• Olly Wilson
  • Episodes for Orchestra (2001)

  • G Schirmer Inc (World)

Commissioned by and dedicated to the Detroit Symphony Orchestra

  • 3(pic,afl).2+ca.2+bcl.2/4.3(pictpt).3.1/timp.3perc/pf.hp/str
  • 14 min

Programme Note

Composer Note:

I’m naturally drawn to working in the vernacular of blues and jazz, which my studies of African music have helped me to understand in a much deeper way. All forms of African-American music, from the slave songs to jazz, have clear and strong roots in Africa. But my own music uses many tools. Certainly, I’ve been influenced by great jazz musicians such as Charlie Parker, Miles Davis and John Coltrane, but such important 20th century composers as Stravinsky and Webern also have helped to shape the way I think about writing music.

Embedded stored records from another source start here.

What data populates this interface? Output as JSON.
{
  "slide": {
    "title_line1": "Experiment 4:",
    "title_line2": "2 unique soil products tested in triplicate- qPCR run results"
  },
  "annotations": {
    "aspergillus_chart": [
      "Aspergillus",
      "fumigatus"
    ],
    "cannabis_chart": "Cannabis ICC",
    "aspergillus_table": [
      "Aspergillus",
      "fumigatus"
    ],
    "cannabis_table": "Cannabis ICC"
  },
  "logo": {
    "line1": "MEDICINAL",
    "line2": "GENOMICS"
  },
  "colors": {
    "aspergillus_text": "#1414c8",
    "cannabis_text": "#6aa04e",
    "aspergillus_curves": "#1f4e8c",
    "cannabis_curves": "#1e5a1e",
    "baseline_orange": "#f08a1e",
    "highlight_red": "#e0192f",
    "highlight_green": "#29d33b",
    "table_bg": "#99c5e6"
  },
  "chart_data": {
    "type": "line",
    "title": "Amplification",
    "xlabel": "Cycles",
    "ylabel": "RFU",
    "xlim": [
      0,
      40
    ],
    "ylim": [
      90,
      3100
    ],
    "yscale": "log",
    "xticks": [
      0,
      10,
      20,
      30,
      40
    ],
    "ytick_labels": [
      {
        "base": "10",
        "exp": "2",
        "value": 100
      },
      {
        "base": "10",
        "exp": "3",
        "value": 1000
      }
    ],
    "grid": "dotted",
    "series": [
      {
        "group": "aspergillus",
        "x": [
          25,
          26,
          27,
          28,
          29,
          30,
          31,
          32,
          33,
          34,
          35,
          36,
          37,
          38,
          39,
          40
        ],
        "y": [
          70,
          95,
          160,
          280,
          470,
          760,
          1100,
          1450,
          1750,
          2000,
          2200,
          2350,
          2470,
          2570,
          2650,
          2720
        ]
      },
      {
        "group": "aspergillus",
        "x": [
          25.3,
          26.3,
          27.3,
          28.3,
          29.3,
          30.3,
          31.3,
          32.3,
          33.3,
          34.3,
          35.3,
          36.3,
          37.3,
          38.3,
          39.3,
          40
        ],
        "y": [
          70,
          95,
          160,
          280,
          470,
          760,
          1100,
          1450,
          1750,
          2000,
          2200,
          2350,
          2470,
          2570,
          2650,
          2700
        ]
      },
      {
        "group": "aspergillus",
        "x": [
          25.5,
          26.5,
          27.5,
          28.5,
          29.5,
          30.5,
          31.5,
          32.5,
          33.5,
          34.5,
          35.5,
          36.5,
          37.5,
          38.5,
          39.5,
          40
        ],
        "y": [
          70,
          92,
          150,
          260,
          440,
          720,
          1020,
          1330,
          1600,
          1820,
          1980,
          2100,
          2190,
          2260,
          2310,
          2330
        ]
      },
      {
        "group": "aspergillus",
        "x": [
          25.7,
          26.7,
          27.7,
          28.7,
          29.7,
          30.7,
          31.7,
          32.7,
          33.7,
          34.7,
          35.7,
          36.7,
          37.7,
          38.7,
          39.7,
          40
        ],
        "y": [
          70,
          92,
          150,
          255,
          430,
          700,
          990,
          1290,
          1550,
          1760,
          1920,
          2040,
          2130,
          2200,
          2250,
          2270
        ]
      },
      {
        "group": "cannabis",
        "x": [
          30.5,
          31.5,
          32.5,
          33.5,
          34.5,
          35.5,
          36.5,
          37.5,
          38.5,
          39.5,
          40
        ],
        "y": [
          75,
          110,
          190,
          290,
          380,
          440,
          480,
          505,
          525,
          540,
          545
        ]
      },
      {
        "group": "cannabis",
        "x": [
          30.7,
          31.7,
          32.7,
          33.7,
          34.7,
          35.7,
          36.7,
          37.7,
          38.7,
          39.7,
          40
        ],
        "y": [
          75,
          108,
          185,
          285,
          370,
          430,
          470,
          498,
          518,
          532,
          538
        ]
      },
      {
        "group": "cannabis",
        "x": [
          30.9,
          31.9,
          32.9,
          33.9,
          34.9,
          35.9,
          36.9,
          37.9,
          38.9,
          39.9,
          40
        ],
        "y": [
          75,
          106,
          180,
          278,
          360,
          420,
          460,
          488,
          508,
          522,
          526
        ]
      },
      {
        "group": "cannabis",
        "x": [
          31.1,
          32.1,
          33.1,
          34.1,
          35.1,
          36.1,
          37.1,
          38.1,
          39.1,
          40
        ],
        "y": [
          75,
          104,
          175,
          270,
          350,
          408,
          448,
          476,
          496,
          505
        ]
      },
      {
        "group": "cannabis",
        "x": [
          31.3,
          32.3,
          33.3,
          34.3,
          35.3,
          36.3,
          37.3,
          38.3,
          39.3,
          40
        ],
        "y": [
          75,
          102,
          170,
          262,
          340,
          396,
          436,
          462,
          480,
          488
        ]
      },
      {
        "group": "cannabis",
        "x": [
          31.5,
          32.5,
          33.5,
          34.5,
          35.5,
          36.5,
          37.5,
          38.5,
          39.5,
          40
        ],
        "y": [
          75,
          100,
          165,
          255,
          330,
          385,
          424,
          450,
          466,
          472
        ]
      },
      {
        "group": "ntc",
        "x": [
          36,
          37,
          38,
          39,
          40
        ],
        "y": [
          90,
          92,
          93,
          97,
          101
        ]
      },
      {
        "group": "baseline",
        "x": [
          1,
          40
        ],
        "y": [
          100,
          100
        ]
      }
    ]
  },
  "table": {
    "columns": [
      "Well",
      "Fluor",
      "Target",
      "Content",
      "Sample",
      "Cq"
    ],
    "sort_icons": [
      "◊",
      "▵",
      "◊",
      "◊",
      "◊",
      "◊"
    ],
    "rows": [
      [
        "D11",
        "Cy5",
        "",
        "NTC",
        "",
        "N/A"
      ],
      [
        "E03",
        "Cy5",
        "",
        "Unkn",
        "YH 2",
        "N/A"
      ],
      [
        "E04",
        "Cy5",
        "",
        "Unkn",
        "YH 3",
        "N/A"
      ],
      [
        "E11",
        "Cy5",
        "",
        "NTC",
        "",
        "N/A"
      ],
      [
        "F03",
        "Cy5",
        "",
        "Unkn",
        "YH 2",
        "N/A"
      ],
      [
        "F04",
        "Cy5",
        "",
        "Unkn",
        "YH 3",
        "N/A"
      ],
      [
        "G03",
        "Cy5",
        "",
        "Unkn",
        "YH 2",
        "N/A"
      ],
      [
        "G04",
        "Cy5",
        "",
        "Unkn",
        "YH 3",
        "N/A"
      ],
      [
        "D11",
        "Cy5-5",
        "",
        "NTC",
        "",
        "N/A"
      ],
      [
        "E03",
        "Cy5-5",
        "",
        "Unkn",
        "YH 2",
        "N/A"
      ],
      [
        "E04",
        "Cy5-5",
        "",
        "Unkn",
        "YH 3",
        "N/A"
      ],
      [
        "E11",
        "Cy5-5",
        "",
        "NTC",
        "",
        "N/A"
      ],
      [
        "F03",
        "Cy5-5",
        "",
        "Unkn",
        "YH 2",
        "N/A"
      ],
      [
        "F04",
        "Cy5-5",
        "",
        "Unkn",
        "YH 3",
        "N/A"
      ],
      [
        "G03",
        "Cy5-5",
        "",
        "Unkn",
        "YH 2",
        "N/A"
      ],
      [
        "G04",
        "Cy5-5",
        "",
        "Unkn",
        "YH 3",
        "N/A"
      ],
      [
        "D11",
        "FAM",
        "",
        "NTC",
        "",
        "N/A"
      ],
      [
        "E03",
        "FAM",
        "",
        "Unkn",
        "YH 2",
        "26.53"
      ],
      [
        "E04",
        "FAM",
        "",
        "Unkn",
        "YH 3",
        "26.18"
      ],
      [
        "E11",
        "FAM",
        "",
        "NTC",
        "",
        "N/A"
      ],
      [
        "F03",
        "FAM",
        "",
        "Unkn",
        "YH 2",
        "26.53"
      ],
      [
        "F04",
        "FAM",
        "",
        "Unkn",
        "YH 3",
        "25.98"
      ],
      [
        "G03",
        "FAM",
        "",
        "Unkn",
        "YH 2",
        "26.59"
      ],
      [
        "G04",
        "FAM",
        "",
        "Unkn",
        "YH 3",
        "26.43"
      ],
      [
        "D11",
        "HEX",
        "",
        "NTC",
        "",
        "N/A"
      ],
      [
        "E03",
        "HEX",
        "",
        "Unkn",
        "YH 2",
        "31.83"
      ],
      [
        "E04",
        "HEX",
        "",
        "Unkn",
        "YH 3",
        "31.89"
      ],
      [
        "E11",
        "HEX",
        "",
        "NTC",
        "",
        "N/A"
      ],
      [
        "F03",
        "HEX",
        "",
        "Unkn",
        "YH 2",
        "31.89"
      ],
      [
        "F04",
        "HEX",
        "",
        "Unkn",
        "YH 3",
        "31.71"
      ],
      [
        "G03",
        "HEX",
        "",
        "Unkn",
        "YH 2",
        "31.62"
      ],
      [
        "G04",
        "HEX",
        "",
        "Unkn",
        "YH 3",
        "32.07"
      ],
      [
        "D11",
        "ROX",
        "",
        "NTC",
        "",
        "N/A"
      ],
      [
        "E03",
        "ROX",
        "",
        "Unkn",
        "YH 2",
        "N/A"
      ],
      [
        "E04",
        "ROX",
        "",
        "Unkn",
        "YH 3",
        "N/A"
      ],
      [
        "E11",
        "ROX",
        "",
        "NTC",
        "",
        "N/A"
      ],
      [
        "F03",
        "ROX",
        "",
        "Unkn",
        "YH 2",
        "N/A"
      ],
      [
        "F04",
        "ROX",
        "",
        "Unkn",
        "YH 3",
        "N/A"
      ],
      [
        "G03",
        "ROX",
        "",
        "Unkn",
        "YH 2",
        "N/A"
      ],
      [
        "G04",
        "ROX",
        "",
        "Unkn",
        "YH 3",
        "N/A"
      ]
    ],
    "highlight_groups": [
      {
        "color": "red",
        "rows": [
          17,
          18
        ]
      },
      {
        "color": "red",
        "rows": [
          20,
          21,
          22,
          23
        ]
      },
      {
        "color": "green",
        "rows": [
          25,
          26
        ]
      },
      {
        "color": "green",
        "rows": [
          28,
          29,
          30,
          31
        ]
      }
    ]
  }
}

In some respects, I’m in the vanguard of many American composers—and not just African-American composers—in feeling equally at home in popular idioms and music’s more cultivated forms. But isn’t this really a reflection of the times we live in? Ours is an age of instant communication. We see and hear everything. America has been transformed in its musical sensibility over the last 30 years. We have become more cross-culturally conscious. A convergence of ideas is inevitable. What a composer, or any artist, does is to process this wealth of information through the filter of his or her own experience.

Episodes [is] all very much my own interpretation of African and African-American ideas. It’s important for the listener to remember I’m not writing jazz, but in a jazzlike manner. I know Episodes can be a dizzying encounter. But I hope it’s also an extremely exciting one.